Perhaps, we both share an instinct, or an intrinsic type of calling, or maybe just the simple fact that...

When you know, you know.

EPILOGUE PART ONE

6 MONTHS LATER

"Julianaaaa, are you done with that feature yet?"

Mei's whine fails to break my concentration, as my fingers race across my keyboard. Each keystroke is silky smooth, and for once, my laptop doesn't disturb anyone around me. Granted, there's no one else here, aside from the museum handlers carrying bubble-wrapped art pieces into the storage room. Even so, they don't hear a peep from this baby.

And I do mean baby. This right here is the newest, most precious piece of tech I own. The Sentinel M5000. Sleek, ultra lightweight, with a sixteen-inch monitor, it makes my old laptop look like a relic from another era, and don't get me started on the processing speeds.

Well, actually, I couldn't rattle off all the technical details, apart from my personal experience running my programming suite since purchasing the laptop last month—which is, The Sentinel is fast. Real fast. Anything far beyond that is outside my wheelhouse.

I'm a programmer, not an electrical engineer.

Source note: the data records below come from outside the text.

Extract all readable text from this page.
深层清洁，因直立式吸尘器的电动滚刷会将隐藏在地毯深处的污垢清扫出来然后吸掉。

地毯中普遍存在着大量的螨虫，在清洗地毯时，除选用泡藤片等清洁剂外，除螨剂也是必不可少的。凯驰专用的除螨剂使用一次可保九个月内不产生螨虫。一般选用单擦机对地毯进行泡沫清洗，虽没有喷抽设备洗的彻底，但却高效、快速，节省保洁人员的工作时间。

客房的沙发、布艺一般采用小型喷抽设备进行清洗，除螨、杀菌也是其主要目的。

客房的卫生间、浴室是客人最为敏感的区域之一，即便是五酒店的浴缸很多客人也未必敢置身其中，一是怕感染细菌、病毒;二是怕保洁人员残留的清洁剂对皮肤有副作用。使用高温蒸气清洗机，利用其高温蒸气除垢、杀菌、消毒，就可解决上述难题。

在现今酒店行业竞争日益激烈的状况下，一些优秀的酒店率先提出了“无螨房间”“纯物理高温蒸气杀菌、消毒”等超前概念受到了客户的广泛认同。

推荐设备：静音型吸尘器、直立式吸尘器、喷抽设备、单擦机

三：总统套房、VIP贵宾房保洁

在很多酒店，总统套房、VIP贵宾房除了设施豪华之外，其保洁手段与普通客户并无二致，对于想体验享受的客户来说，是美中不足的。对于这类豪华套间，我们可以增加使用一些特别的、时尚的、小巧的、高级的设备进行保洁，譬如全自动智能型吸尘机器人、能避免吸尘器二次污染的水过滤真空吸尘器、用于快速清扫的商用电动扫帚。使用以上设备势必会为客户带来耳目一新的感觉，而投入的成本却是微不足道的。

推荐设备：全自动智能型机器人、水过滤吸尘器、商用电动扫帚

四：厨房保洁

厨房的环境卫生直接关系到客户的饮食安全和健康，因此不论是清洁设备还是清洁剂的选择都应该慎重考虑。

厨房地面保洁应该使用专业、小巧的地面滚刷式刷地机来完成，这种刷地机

Jeremy, on the other hand, lit up like a kid on Christmas morning when he first saw the laptop, before launching into an exhaustive monologue about its specs. How many gigabytes of RAM it had, the storage capacity of its solid-state drive, the motherboard's build quality—all of which I was already aware of and could easily keep up with…

Until he broached the topic of the Central Processing Unit. Then he lost me, because my dearest brother, the over-enthusiastic engineer on Silicon Avenue that he is, didn't just gush about how fast it was, but delved into the reasons why it's fast—on an anatomical level. Circuits, thermal management, cache memory, boring boring boring, something about a Nano-Z chip unveiled at a tech conference last year, yada yada yada, even faster than the old generation, and whaBAM!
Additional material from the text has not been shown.